A History Of Success In Complex Litigation

What Elon Musk’s disputes with the SEC can teach us

On Behalf of | May 3, 2019 | Business Litigation

Tesla CEO Elon Musk recently settled a case with securities regulators relating to tweets about projected sales numbers. Prior to this deal, the Securities and Exchange Commission demanded Musk be held in contempt over these tweets, alleging they violated a previous settlement agreement.

The long-running feud between Musk and the SEC serves as a cautionary tale for executives of publicly traded companies. While social media can provide a platform for companies to reach shareholders, potential investors, and prospective customers, Musk’s feud with the SEC shows how it can also impact investment markets.

Why does the SEC care about social media posts?

The SEC alleged that Musk’s social media posts violated Section 10(b) of the Securities Exchange Act of 1934, which, among other things, prohibits making false or misleading statements of information material to investors.1 These anti-fraud rules are meant to protect investors and markets from manipulation.2

In its complaint last fall, the SEC alleged that Musk’s tweets about taking Tesla private at $420 per share defrauded investors because Musk had not, in fact, obtained the funding to do so. Based on that information, numerous investors began buying up Tesla stock before prices went up.

According to the SEC, social media messages like Musk’s have serious potential for defrauding investors. Additionally, social media posts pose a risk of violating Regulation FD,3 which seeks to promote the full and fair disclosure of material, nonpublic information about publicly traded companies.

Regulation FD implications

SEC rules require publicly traded companies to release material information in a way that broadly and non-exclusively reaches the general public.4 Adopted in 2000, Regulation FD was designed to promote full and fair disclosure of information and address concerns of insider trading. Essentially, it aims to ensure one group of shareholders do not have an unfair advantage over other groups when it comes to information access.

The SEC issued guidance in 2013 relating to social media and Regulation FD, stating that companies could use social media to make important announcements so long as investors knew where to look for such information. The report, which focused on disclosures made by Netflix, noted that “the central focus of [the] inquiry is whether the company has made investors, the market, and the media aware of the channels of distribution it expects to use, so these parties know where to look.”

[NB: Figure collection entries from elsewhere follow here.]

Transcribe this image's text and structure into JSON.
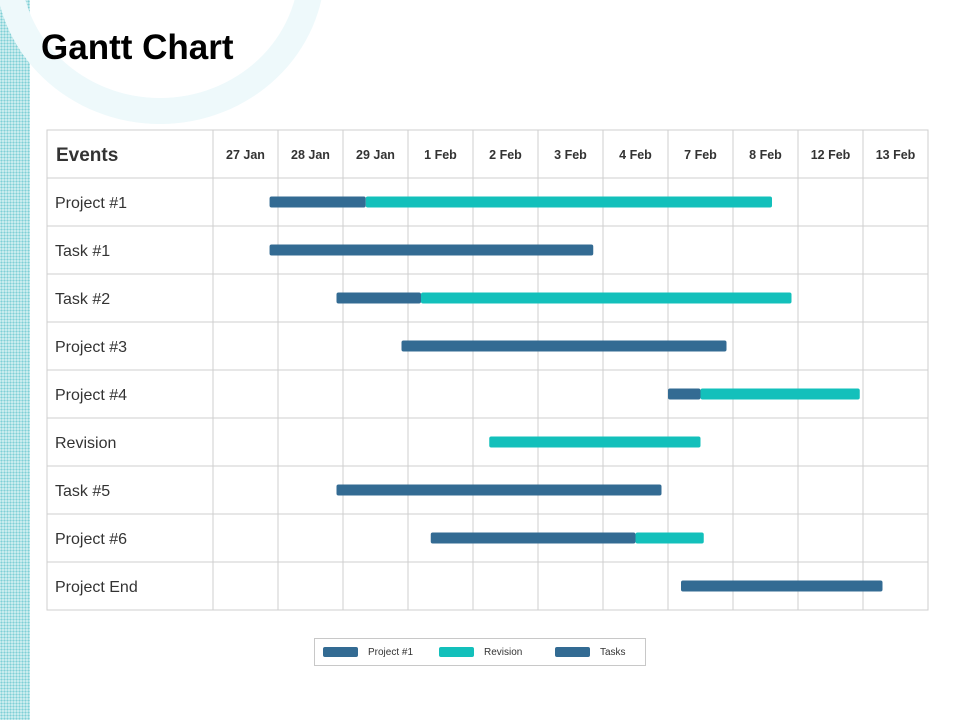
{
  "page": {
    "title": "Gantt Chart"
  },
  "chart_data": {
    "type": "gantt",
    "title": "Gantt Chart",
    "header_label": "Events",
    "columns": [
      "27 Jan",
      "28 Jan",
      "29 Jan",
      "1 Feb",
      "2 Feb",
      "3 Feb",
      "4 Feb",
      "7 Feb",
      "8 Feb",
      "12 Feb",
      "13 Feb"
    ],
    "colors": {
      "project": "#336b93",
      "revision": "#13c0bb",
      "tasks": "#336b93"
    },
    "rows": [
      {
        "label": "Project #1",
        "segments": [
          {
            "series": "Project #1",
            "start": 0.87,
            "end": 2.35
          },
          {
            "series": "Revision",
            "start": 2.35,
            "end": 8.6
          }
        ]
      },
      {
        "label": "Task #1",
        "segments": [
          {
            "series": "Tasks",
            "start": 0.87,
            "end": 5.85
          }
        ]
      },
      {
        "label": "Task #2",
        "segments": [
          {
            "series": "Project #1",
            "start": 1.9,
            "end": 3.2
          },
          {
            "series": "Revision",
            "start": 3.2,
            "end": 8.9
          }
        ]
      },
      {
        "label": "Project #3",
        "segments": [
          {
            "series": "Tasks",
            "start": 2.9,
            "end": 7.9
          }
        ]
      },
      {
        "label": "Project #4",
        "segments": [
          {
            "series": "Project #1",
            "start": 7.0,
            "end": 7.5
          },
          {
            "series": "Revision",
            "start": 7.5,
            "end": 9.95
          }
        ]
      },
      {
        "label": "Revision",
        "segments": [
          {
            "series": "Revision",
            "start": 4.25,
            "end": 7.5
          }
        ]
      },
      {
        "label": "Task #5",
        "segments": [
          {
            "series": "Tasks",
            "start": 1.9,
            "end": 6.9
          }
        ]
      },
      {
        "label": "Project #6",
        "segments": [
          {
            "series": "Project #1",
            "start": 3.35,
            "end": 6.5
          },
          {
            "series": "Revision",
            "start": 6.5,
            "end": 7.55
          }
        ]
      },
      {
        "label": "Project End",
        "segments": [
          {
            "series": "Tasks",
            "start": 7.2,
            "end": 10.3
          }
        ]
      }
    ],
    "legend": [
      {
        "name": "Project #1",
        "color": "#336b93"
      },
      {
        "name": "Revision",
        "color": "#13c0bb"
      },
      {
        "name": "Tasks",
        "color": "#336b93"
      }
    ]
  }
}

Preventing a run-in with the SEC over social media

As the SEC’s approach to social media develops, companies using these platforms to communicate with customers will need to carefully examine their procedures for releasing important information. As we saw with Musk, tweets about projected sales numbers or movements in stock prices can land an executive in very hot water.


1 17 C.F.R. § 240.10b-5

2 Under § 10(b) of the Securities and Exchange Act of 1934, “[i]t shall be unlawful for any person, directly or indirectly, … [t]o use or employ, in connection with the purchase or sale of any security registered on a national securities exchange … any manipulative or deceptive device or contrivance in contravention of such rules and regulations as the [SEC] may prescribe as necessary or appropriate in the public interest or for the protection of investors.” 15 U.S.C. § 78j(b). SEC Rule 10b-5 implements § 10(b) by forbidding, among other things, the making of any “untrue statement of material fact” or the omission of any material fact “necessary in order to make the statements made … not misleading.” 17 C.F.R. § 240.10b-5. Izadjoo v. Helix Energy Sols. Group, Inc., 237 F. Supp. 3d 492, 506 (S.D. Tex. 2017).